In 1559, Bilkrath was surveyed by Hermann Brinck, a citizen of Uerdingen. The entire estate comprised 156 acres of land. The main field was in the large field near the farm. Other lands were located on Kalkstraße, Kirchweg, next to Kalkumer Kirchland and Dickenbusch.

In 1596, Konrad Quadt sold the estate for 5,000 köllnisch thalers (settled at 52 albus köllnisch each) to Wilhelm von Scheid called Weschpfennig zu Heltorf, count palatine and bailiff of the Solingen, Burg, and the Beyenburg office. Since this time, Bilkrath has had the same owners as Heltorf, i.e. after the Lords of Scheidt called Weschpfennig until today the Lords/Counts of Spee.

In the last centuries, Bilkrath was leased out except for short periods in between. In 1631 the farm was leased to a Theis (Matthias).
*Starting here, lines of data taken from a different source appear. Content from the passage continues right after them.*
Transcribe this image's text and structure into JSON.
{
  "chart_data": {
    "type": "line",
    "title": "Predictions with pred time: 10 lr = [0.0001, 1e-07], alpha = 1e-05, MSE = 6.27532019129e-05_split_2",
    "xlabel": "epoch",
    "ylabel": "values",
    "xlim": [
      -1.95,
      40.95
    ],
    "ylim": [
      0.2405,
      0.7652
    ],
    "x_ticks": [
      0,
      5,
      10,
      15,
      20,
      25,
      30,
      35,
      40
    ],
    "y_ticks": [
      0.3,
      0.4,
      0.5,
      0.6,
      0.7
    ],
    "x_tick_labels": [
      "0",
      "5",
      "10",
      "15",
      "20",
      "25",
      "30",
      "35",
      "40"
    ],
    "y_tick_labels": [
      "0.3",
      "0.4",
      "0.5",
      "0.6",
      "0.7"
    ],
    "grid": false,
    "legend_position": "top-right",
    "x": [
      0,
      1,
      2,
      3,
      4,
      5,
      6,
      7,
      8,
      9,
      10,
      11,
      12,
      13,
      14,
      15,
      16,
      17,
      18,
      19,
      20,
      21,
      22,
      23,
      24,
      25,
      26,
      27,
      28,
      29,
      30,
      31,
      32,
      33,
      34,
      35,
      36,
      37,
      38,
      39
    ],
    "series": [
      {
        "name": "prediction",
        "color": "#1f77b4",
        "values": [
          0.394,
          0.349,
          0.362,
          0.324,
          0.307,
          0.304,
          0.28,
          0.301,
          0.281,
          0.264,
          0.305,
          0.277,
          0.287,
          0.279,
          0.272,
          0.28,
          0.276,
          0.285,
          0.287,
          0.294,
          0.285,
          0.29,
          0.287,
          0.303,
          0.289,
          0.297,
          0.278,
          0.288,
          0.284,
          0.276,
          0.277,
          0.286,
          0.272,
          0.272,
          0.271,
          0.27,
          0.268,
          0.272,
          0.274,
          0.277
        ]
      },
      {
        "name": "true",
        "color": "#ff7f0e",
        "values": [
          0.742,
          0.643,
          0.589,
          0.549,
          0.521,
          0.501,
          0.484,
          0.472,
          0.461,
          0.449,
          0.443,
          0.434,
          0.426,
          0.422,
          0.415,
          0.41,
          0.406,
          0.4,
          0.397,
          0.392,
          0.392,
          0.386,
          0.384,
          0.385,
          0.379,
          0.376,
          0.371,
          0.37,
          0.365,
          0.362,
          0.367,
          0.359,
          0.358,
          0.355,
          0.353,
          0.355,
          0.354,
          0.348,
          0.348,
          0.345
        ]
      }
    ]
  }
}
In 1766, Bilkrath went to Johann Peter Thielen for twelve years, and in 1778 to Heligerus Huntgeburth and Maria Katharina Schmitz, also for 12 years. In 1791, the lease was extended for the couple for a further 12 years. The Huntgeburth descendants ran the farm until 1932, after which the Klünter family lived on the farm. Since 2006, the Köppel family has been running a riding stable in Bilkrath with 30 horse boxes, two outdoor riding arenas and an indoor exercise arena.

The house has been protected as a listed building since 1 October 1990.